Les parties au conflit doivent faire la distinction entre civils et combattants. Les attaques ne peuvent être dirigées que contre des combattants ou des objectifs militaires (principe de distinction).

Les biens de caractère civil sont protégés contre les attaques, sauf s’ils constituent des objectifs militaires et aussi longtemps qu’ils le demeurent.

Les opérations militaires doivent être conduites en veillant constamment à épargner la population civile, les personnes civiles et les biens de caractère civil. Toutes les précautions pratiquement possibles doivent être prises en vue d’éviter et, en tout cas, de réduire au minimum les pertes en vies humaines dans la population civile, les blessures aux personnes civiles et les dommages aux biens de caractère civil, notamment quant au choix des moyens et méthodes de guerre (principe de précautions dans l’attaque).

Des précautions particulières doivent être prises en cas d’attaque contre des ouvrages et installations contenant des forces dangereuses, à savoir les barrages, ainsi que les autres installations situées sur eux ou à proximité, afin d’éviter la libération de forces dangereuses et, en conséquence, de causer des pertes sévères dans la population civile.

Les principes généraux relatifs à la conduite des hostilités s’appliquent à l’environnement naturel. Les méthodes et moyens de guerre doivent être employés en tenant dûment compte de la protection et de la préservation de l’environnement naturel. L’utilisation de méthodes ou de moyens de guerre conçus pour causer, ou dont on peut attendre qu’ils causeront, des dommages étendus, durables et graves à l’environnement naturel est interdite. La destruction de l’environnement naturel ne peut pas être employée comme une arme.

Résumé du cas d’étude

Le barrage de Mossoul, au nord de l’Irak, retient un vaste réservoir d’eau. Il est d’une importance vitale pour la population locale, car il permet d’alimenter la ville de Mossoul en électricité et de contrôler l’apport en eau à des fins agricoles dans presque toute la région. Sa stabilité et sa sécurité sont une préoccupation de longue date.

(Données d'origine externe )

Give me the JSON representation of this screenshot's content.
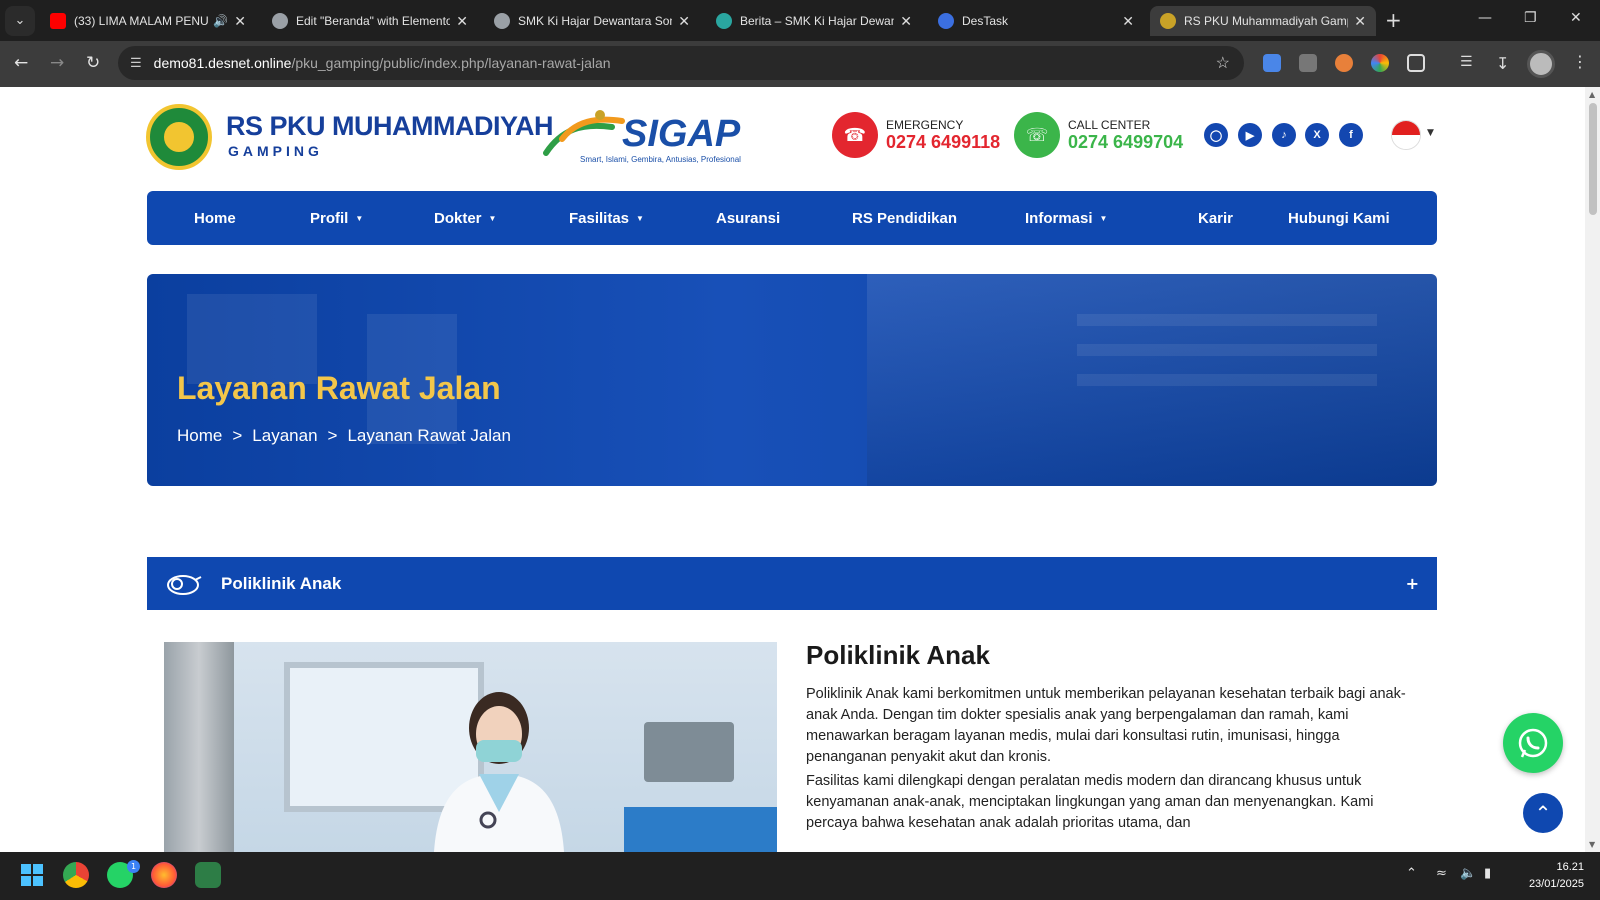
{
  "browser": {
    "tabs": [
      {
        "title": "(33) LIMA MALAM PENU",
        "favicon_color": "#ff0000",
        "audio": true
      },
      {
        "title": "Edit \"Beranda\" with Elementor",
        "favicon_color": "#9aa0a6"
      },
      {
        "title": "SMK Ki Hajar Dewantara Songgom",
        "favicon_color": "#9aa0a6"
      },
      {
        "title": "Berita – SMK Ki Hajar Dewantara",
        "favicon_color": "#2aa6a0"
      },
      {
        "title": "DesTask",
        "favicon_color": "#3b6fe0"
      },
      {
        "title": "RS PKU Muhammadiyah Gamping",
        "favicon_color": "#c9a227",
        "active": true
      }
    ],
    "url_host": "demo81.desnet.online",
    "url_path": "/pku_gamping/public/index.php/layanan-rawat-jalan"
  },
  "header": {
    "logo_title": "RS PKU MUHAMMADIYAH",
    "logo_subtitle": "GAMPING",
    "sigap_word": "SIGAP",
    "sigap_tagline": "Smart, Islami, Gembira, Antusias, Profesional",
    "emergency_label": "EMERGENCY",
    "emergency_number": "0274 6499118",
    "callcenter_label": "CALL CENTER",
    "callcenter_number": "0274 6499704",
    "social_icons": [
      "instagram-icon",
      "youtube-icon",
      "tiktok-icon",
      "x-icon",
      "facebook-icon"
    ],
    "language_flag": "indonesia-flag-icon"
  },
  "nav": {
    "items": [
      {
        "label": "Home",
        "dropdown": false
      },
      {
        "label": "Profil",
        "dropdown": true
      },
      {
        "label": "Dokter",
        "dropdown": true
      },
      {
        "label": "Fasilitas",
        "dropdown": true
      },
      {
        "label": "Asuransi",
        "dropdown": false
      },
      {
        "label": "RS Pendidikan",
        "dropdown": false
      },
      {
        "label": "Informasi",
        "dropdown": true
      },
      {
        "label": "Karir",
        "dropdown": false
      },
      {
        "label": "Hubungi Kami",
        "dropdown": false
      }
    ]
  },
  "hero": {
    "title": "Layanan Rawat Jalan",
    "breadcrumb": [
      "Home",
      "Layanan",
      "Layanan Rawat Jalan"
    ],
    "separator": ">"
  },
  "accordion": {
    "title": "Poliklinik Anak",
    "toggle": "+"
  },
  "content": {
    "title": "Poliklinik Anak",
    "paragraphs": [
      "Poliklinik Anak kami berkomitmen untuk memberikan pelayanan kesehatan terbaik bagi anak-anak Anda. Dengan tim dokter spesialis anak yang berpengalaman dan ramah, kami menawarkan beragam layanan medis, mulai dari konsultasi rutin, imunisasi, hingga penanganan penyakit akut dan kronis.",
      "Fasilitas kami dilengkapi dengan peralatan medis modern dan dirancang khusus untuk kenyamanan anak-anak, menciptakan lingkungan yang aman dan menyenangkan. Kami percaya bahwa kesehatan anak adalah prioritas utama, dan"
    ]
  },
  "colors": {
    "brand_blue": "#0f48b0",
    "hero_title_gold": "#f3c64a",
    "emergency_red": "#e3262f",
    "callcenter_green": "#3bb54a",
    "whatsapp_green": "#25d366"
  },
  "taskbar": {
    "time": "16.21",
    "date": "23/01/2025",
    "whatsapp_badge": "1"
  }
}
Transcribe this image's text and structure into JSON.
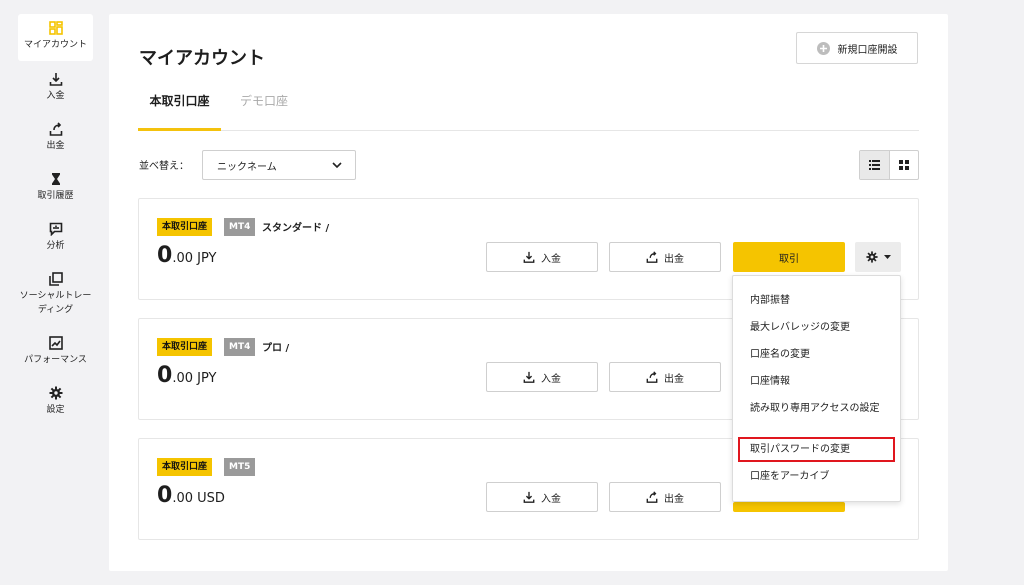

En 2014, un conflit armé a éclaté entre le gouvernement irakien et le groupe État islamique (EI), un groupe armé non étatique, qui s’affrontaient pour le contrôle du territoire irakien. Une coalition internationale menée par les États-Unis (EU) et les forces peshmergas issues de la région autonome du Kurdistan irakien ont combattu aux côtés des forces irakiennes. En août 2014, le barrage est passé sous le contrôle de l’EI.

Les forces peshmergas et irakiennes ont mené des opérations sur le terrain, en coordination avec les forces aériennes de la coalition, pour reprendre et établir le contrôle du barrage dont la structure était fragile, respectant ainsi les protections renforcées dont bénéficient les infrastructures essentielles en vertu du DIH et évitant une catastrophe humanitaire potentielle.

Respect du DIH : les points à retenir

  1. Reconnaissant que tout dommage causé au barrage aurait des conséquences humanitaires catastrophiques, le président des États-Unis a autorisé des frappes américaines de précision pour aider les forces irakiennes et peshmergas à en reprendre le contrôle. Il a précisé que les frappes auraient « une portée et une durée limitées » et serviraient uniquement à permettre aux forces irakiennes de rétablir leur contrôle sur le site.
  2. Entre le 15 et le 18 août 2014, l’armée américaine a affirmé avoir conduit 38 frappes aériennes autour du barrage en ciblant des objectifs militaires, en particulier des véhicules armés et des lieux où se trouvaient des engins explosifs improvisés.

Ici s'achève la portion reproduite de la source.